Why $\int_0^{2\pi} \sin^2 x \mathrm{d}x \neq \int_0^{2\pi}\sin x \sin nx \mathrm{d}x \to n=1$

Question

By orthogonality, we know that

$$\int_0^{2\pi}\sin mx \sin nx \mathrm{d}x = \pi$$ iff $m=n$ and $0$ otherwise. Nevertheless, when I am calculating it as follows, I get $0$.

$$\int_0^{2\pi} \sin x \sin nx \mathrm{d}x = \frac{1}{2}\bigg[\frac{\sin[(1-n)x]}{1-n} - \frac{\sin[(1+n)x]}{1+n}\bigg]_0^{2\pi}$$

But the above quantity is $0$ even if $n=1$. Shouldn't it be $\pi$?

Answer 1

Your work so far is correct, but things like these are often a sort of "by cases" thing: in this case, the cases are $n=1$ and $n \neq 1$. When $n \neq 1$, you can show that expression is $0$, but it's undefined when $n=1$.

Notice that, just because the expression on the right is undefined when $n=1$, the expression on the left isn't.

(Or, at the very least, you have no reason to suspect as much.
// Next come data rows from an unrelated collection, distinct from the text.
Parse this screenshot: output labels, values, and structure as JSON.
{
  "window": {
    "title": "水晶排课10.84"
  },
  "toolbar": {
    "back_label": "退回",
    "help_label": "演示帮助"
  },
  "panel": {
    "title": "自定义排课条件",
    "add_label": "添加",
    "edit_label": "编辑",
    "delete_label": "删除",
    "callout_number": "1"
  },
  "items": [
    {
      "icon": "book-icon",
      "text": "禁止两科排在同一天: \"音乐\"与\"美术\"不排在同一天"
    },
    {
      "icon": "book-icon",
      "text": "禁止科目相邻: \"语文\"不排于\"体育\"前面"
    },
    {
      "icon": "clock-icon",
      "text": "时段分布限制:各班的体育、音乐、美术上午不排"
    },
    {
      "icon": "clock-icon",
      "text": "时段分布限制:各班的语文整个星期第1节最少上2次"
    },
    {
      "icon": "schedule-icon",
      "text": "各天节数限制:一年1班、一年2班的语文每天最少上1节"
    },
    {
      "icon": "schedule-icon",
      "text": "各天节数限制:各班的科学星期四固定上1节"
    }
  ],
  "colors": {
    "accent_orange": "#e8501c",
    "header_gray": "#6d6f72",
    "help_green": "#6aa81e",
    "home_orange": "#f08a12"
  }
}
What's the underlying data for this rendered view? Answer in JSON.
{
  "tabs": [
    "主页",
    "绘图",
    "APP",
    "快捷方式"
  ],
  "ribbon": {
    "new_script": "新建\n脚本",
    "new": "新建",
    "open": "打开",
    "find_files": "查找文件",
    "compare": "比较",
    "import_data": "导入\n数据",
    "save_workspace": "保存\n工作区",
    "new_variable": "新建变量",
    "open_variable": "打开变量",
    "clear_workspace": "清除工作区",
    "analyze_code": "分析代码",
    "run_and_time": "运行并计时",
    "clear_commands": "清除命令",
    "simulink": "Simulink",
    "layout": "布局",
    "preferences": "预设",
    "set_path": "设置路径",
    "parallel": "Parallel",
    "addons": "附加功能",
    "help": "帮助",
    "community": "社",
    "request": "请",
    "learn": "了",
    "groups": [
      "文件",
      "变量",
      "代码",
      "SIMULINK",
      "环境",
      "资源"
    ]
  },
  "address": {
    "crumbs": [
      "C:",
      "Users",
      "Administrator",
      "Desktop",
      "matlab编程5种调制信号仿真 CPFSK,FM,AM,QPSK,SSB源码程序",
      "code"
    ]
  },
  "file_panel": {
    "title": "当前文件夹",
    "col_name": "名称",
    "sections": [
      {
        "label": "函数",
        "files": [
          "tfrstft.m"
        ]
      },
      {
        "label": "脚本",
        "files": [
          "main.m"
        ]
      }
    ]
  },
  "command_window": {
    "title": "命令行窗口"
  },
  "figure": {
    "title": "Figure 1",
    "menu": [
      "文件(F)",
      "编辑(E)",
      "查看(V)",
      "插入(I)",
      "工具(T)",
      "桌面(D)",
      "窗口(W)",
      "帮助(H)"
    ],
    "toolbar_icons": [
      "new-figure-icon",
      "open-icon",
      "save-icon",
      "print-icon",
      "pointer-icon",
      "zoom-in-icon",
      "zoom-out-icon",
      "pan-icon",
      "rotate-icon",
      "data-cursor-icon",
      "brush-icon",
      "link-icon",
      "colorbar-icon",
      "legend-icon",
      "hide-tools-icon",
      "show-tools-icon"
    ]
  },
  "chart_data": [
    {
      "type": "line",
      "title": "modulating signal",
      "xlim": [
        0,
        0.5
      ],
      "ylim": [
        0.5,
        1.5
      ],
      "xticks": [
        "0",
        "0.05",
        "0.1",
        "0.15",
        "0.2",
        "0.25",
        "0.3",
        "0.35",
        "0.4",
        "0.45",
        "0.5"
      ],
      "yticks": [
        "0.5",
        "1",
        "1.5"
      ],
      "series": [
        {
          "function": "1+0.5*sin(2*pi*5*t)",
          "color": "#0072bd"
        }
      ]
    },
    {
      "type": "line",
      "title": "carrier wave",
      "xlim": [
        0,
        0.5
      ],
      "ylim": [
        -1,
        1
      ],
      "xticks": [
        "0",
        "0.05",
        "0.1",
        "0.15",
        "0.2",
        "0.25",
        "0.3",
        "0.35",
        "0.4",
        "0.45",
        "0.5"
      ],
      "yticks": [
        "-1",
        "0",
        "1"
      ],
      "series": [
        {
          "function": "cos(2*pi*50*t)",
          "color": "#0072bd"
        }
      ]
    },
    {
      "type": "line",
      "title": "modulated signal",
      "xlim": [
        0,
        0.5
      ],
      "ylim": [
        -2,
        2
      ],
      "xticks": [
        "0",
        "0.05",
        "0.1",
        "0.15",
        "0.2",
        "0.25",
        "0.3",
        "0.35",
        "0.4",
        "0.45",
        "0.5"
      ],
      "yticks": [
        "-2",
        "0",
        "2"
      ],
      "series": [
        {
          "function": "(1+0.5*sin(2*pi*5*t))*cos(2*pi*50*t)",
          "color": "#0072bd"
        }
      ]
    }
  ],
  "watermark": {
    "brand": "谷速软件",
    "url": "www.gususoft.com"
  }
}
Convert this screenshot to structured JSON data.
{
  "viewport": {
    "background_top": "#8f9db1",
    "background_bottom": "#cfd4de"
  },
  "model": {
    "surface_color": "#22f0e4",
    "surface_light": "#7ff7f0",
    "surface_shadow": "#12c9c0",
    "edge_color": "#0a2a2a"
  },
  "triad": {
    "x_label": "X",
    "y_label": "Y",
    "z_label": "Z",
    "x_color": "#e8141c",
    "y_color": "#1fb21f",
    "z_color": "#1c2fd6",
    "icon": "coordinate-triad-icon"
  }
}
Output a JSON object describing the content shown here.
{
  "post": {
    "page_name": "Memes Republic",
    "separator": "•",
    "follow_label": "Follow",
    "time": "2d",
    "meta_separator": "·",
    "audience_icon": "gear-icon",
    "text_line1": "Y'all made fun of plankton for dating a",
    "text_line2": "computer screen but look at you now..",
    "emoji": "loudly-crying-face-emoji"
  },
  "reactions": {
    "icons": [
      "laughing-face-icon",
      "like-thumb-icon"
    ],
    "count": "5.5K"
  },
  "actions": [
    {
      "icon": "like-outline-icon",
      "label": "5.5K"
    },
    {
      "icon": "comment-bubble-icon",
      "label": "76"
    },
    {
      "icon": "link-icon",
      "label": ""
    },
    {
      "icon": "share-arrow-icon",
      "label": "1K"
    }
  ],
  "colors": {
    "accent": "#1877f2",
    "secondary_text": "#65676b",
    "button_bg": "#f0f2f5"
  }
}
Don't forget the description of an integral as the area under a curve: there's no inherent reason that, in that analogy, the product of two "reasonable" sine functions like this would somehow produce an "undefined area," right?)

So just let $n=1$ in the integral, i.e.

$$\int_0^{2\pi} \sin(x) \sin(x) dx = \int_0^{2\pi} \sin^2(x)dx$$

You can calculate this via your method of preference and show it to be $\pi$.

(Note: I'm not sure if "by cases, where one case is when it's defined and one case is when it's not" is the appropriate way to think of it. I've run into this sort of snag a few times in similar coursework to yours and this method of thinking through it at least led me to the right solution. My professors seemed to just assume it's obvious I guess.)

Answer 2

In the limit of $n \to 0$ you have

$$ \lim_{n\to 0} x\frac{\sin(1-n)x}{(1-n)x} = x $$

Therefore

$$ \lim_{n\to 0} \int_0^{2\pi} \sin x \sin(nx) dx = \frac12 \left[x -\frac{\sin 2x}{2} \right]_0^{2\pi} = \pi $$